Lissaniska, Feagh, Co. Galway
Co. Galway |
Ringforts
A modern road bisects this ancient enclosure so cleanly that most drivers passing through it would have no idea they were crossing something more than a thousand years old.
Set in level grassland in Feagh, County Galway, the site at Lissaniska is a rath, a type of circular or subcircular earthwork enclosure built during the early medieval period, typically surrounding a farmstead or the dwelling of a local landholder. This particular example measures roughly 43 metres east to west and 41 metres north to south, making it a reasonably substantial one, though you would be forgiven for struggling to read it as such today.
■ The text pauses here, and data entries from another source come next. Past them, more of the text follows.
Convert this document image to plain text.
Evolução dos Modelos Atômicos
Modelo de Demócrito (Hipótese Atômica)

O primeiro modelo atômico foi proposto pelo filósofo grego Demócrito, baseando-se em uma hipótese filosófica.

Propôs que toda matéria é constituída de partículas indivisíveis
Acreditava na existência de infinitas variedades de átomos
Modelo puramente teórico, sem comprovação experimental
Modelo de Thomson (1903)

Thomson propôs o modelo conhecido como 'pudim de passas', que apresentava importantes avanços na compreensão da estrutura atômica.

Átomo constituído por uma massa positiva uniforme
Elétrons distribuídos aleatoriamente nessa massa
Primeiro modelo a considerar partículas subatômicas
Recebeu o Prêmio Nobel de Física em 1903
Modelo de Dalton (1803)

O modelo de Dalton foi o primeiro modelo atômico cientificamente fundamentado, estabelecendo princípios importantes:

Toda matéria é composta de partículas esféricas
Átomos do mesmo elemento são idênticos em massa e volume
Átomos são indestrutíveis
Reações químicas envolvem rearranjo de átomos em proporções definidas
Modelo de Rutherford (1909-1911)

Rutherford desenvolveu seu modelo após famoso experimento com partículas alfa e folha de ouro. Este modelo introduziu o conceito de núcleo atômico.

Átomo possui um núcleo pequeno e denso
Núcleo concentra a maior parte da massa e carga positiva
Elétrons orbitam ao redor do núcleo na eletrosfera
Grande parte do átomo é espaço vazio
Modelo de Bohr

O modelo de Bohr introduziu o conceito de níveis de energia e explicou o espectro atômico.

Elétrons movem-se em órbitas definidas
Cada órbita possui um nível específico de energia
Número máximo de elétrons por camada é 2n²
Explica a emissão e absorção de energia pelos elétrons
The rath was originally defined by a raised bank and an external fosse, which is a ditch dug around the outside of the bank to reinforce the enclosure. The road that now cuts through from the south-east to the west has done considerable damage, and to the south of it the bank has been almost entirely levelled. What survives there is quieter and stranger than stonework: a dark band of vegetation traces the line where the fosse once ran, the soil beneath it retaining enough of its original character to feed a slightly different kind of growth above. It is the kind of evidence that requires knowing what to look for. To the north of the road, the bank and the remains of the fosse, which survives from west to north-west, are in better condition, and the subcircular outline of the original enclosure becomes legible if you take a moment to read the slight rises and dips in the ground.